Okay, so this is about three months in the past for me, but I have to start somewhere. Honestly, finding out that your girlfriend is going to change genders is terrifying. While most first reaction are, “Oh my god! I’m so proud of you and I support you,” here I am…thinking well shit. Things are about to change. A lot.

I freaked out.

The girl that I loved would smell different, sound different, look different, and act different. It felt like too much to take in, and in my head, I felt like it was all happening at the same time. Not only that, but once she looked like a guy…questions of my identity would come into play. How can I be gay and date a man?

I also didn’t want to be seen as straight. When i came out, it was a struggle for people to actually accept that I was actually gay. I had to reaffirm it many times, especially to my family who constantly told people behind my back that I was making it up. I also feel very connected to the lesbian community. When I lived in Japan, being gay defined me. It was how I related to most of my friends and how I instantly felt like a part of the community there.

For the first two weeks, I had a lot of emotions and a lot of conflicting thoughts. I don’t think a lot of people realize that the partner must also transition.

I think what helped me the most was research. If anyone else is going through the same issue, here is what I learned that helped me.

1. A LOT of partners feel this way. Transition is scary. Change is scary, especially when it comes to someone you love. No one is alone in the way that they feel. There are 7 billion people in this world.

2. There are support groups on the Internet and in your community. I am currently in a support group specifically for lesbian partners of ftms. On this site, we rant, we vent, and share experiences. It’s not butterfly’s and rainbows, it is real. Find a group like this, you’ll feel better.
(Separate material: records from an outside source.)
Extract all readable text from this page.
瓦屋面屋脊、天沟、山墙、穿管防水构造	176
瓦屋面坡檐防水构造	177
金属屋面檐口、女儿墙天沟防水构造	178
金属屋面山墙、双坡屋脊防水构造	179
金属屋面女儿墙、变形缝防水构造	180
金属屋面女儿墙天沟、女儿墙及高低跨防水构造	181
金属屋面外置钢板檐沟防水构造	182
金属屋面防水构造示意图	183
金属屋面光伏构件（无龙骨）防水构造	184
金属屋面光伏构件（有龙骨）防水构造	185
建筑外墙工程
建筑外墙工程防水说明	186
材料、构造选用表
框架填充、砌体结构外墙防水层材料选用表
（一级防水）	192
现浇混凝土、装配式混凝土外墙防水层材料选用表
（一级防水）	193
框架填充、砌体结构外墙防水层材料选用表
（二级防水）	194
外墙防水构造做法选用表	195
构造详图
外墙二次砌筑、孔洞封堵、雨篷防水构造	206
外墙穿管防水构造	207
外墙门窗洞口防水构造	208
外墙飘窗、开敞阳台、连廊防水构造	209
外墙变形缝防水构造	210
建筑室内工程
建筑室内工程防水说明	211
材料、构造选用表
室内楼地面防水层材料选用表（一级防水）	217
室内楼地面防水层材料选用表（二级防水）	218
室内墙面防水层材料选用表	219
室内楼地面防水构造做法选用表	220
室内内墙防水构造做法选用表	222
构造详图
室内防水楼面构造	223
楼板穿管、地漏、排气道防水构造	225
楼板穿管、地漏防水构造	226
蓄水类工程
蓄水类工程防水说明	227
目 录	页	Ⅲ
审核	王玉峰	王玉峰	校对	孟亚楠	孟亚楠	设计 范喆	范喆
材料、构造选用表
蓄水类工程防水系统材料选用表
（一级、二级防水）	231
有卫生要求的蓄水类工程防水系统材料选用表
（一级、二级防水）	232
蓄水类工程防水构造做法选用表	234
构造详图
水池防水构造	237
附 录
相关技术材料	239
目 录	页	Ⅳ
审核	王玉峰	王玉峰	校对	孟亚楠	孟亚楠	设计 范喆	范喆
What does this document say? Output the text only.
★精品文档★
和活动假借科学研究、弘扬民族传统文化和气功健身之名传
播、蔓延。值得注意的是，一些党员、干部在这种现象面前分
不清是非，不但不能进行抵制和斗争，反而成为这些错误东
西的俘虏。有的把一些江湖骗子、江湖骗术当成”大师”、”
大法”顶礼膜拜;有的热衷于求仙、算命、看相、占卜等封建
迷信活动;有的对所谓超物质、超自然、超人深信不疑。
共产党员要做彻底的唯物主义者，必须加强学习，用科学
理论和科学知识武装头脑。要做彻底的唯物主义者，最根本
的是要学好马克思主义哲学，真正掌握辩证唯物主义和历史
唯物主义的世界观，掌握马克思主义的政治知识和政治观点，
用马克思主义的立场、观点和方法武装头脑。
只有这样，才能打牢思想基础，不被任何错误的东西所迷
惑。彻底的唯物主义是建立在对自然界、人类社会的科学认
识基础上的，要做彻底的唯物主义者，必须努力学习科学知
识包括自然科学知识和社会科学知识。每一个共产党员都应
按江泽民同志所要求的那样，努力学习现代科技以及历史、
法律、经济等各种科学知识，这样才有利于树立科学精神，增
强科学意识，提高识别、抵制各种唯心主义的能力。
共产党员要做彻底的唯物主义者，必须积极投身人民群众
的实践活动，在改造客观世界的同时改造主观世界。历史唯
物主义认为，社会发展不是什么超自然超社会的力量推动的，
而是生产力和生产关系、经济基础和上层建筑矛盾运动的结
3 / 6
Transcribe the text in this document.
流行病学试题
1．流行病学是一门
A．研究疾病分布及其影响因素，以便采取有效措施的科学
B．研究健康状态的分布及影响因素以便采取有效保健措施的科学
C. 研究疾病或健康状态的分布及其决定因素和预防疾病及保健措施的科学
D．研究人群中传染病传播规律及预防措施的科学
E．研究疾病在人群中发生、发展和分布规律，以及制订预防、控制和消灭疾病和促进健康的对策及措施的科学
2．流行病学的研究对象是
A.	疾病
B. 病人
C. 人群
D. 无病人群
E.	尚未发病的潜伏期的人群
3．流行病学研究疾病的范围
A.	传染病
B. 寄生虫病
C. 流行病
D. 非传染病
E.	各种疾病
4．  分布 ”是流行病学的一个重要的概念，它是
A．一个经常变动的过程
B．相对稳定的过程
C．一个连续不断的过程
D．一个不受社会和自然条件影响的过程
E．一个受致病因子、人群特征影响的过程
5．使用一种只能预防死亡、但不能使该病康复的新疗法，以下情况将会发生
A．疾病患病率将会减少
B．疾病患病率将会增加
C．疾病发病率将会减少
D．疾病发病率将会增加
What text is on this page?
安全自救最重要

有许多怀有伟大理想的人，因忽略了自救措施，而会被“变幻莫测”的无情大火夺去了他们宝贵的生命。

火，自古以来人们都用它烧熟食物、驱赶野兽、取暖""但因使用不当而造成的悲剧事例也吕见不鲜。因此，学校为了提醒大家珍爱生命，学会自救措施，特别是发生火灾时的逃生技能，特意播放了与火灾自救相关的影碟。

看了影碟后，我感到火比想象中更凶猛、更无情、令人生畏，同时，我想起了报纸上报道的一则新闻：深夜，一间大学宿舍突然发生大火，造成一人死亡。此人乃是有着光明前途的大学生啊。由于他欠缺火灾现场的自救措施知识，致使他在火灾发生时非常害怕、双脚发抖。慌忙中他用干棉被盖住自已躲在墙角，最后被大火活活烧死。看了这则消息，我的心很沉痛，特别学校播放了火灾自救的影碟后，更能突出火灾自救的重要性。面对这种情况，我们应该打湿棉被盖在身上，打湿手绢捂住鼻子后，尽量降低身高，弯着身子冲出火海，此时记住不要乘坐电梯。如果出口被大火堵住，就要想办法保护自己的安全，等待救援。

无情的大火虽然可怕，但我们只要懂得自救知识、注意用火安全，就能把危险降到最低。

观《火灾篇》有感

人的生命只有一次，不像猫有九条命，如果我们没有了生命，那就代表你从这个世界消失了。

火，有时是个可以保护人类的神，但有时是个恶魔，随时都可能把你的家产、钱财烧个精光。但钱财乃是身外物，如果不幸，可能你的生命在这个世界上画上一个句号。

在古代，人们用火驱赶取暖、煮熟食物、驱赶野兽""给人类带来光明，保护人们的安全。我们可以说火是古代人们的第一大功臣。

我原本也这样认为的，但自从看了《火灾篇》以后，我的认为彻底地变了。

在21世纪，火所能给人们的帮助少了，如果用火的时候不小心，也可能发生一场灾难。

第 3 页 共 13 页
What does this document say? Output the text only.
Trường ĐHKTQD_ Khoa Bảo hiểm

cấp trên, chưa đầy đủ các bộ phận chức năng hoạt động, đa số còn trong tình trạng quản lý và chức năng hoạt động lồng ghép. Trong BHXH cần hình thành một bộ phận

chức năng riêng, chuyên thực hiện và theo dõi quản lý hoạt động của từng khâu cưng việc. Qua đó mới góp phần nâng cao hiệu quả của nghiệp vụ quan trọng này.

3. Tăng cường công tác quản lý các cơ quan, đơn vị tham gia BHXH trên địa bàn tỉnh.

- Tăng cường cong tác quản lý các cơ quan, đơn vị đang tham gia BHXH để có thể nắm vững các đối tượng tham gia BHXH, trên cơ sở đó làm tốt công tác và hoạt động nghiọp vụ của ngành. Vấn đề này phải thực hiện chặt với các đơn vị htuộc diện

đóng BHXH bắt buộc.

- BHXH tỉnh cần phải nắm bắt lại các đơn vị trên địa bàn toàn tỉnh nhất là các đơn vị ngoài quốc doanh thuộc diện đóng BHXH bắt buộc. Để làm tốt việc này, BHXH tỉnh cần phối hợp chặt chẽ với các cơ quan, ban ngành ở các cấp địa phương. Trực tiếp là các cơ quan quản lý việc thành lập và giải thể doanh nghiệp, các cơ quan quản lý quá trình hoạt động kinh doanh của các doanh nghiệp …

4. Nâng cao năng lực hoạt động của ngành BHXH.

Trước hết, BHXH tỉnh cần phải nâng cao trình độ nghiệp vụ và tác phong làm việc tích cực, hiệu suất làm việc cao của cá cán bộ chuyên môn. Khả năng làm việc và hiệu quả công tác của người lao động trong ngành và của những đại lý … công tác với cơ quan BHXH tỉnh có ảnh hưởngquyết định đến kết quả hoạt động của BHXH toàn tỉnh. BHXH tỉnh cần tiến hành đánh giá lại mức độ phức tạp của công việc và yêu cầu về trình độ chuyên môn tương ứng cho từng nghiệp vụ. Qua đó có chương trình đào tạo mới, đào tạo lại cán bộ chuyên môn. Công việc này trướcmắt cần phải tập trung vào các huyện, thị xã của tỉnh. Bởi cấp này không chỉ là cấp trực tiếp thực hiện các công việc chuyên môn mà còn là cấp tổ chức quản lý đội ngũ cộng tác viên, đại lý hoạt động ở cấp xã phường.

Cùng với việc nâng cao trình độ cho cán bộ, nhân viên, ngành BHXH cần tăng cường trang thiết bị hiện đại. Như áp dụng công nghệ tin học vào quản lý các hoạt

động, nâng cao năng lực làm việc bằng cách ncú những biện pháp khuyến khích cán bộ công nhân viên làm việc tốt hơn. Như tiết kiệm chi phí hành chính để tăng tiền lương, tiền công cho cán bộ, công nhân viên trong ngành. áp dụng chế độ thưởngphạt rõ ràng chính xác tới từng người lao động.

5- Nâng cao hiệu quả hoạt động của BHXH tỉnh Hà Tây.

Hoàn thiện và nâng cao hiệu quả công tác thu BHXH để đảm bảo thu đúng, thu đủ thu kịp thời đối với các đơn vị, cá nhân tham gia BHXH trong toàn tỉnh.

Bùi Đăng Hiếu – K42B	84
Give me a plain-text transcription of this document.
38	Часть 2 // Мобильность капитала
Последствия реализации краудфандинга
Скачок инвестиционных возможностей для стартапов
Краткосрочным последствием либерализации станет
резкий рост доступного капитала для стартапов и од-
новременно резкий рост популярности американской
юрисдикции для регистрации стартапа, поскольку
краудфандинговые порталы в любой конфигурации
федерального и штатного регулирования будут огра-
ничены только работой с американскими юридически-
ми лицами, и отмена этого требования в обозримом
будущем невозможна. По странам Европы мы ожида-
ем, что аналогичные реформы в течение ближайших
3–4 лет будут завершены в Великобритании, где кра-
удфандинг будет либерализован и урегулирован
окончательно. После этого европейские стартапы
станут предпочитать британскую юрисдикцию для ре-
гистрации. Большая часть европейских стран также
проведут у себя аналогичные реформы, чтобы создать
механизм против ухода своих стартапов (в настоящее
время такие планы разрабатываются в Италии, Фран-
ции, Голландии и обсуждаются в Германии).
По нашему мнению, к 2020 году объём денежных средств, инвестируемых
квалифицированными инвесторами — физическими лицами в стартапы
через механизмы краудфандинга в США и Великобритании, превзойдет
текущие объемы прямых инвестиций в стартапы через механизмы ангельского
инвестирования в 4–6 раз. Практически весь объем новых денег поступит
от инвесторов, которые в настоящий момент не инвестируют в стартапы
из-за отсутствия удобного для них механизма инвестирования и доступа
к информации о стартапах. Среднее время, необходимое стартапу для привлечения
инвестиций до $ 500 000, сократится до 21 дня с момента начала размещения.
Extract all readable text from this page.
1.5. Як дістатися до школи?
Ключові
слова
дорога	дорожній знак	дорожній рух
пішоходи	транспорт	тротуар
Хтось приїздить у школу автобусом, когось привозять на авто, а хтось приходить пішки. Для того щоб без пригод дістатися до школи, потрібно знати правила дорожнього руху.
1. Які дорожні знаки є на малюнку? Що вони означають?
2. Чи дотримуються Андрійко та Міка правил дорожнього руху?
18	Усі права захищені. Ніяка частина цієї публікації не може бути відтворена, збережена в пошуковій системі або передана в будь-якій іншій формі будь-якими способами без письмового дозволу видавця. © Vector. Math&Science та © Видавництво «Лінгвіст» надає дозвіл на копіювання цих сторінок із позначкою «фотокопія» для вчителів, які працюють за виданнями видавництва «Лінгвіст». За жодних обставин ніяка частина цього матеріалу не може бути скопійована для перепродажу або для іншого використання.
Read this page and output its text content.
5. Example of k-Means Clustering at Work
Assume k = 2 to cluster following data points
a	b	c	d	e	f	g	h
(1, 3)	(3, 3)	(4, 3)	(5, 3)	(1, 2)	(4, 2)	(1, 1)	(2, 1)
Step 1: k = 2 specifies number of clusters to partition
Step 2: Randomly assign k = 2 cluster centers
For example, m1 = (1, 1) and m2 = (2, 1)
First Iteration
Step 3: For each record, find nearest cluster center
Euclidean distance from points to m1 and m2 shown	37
3. Testosterone will not radically change your girlfriends personality. Their personality before starting T will be a good indicator of their personality afterwards.

4. Change will happen slowly. For us, it’s been three months since Kai’s decision to transition. The only thing so far that has changed is his name and pronouns with a few select people. That’s it. It won’t all happen at once!

5. This will negatively affect your partner in many ways. It’s difficult for them to come out to people, even friends. Family, coworkers, etc are even more difficult. They are not doing it for a positive experience, they aren’t doing it for attention.

6. Honesty is important. Talk about how you feel, and make it a two-way conversation.

I also looked into exactly how testosterone changed the body. If I understand something, I don’t feel as threatened by it. There are lots of YouTube videos explaining everything.

Sorry for the long post! A lot to capture about those moments.
Going through a transition is difficult and scary, but the best thing to do is be informed, get rid of your fears, and walk this path next to the person you love.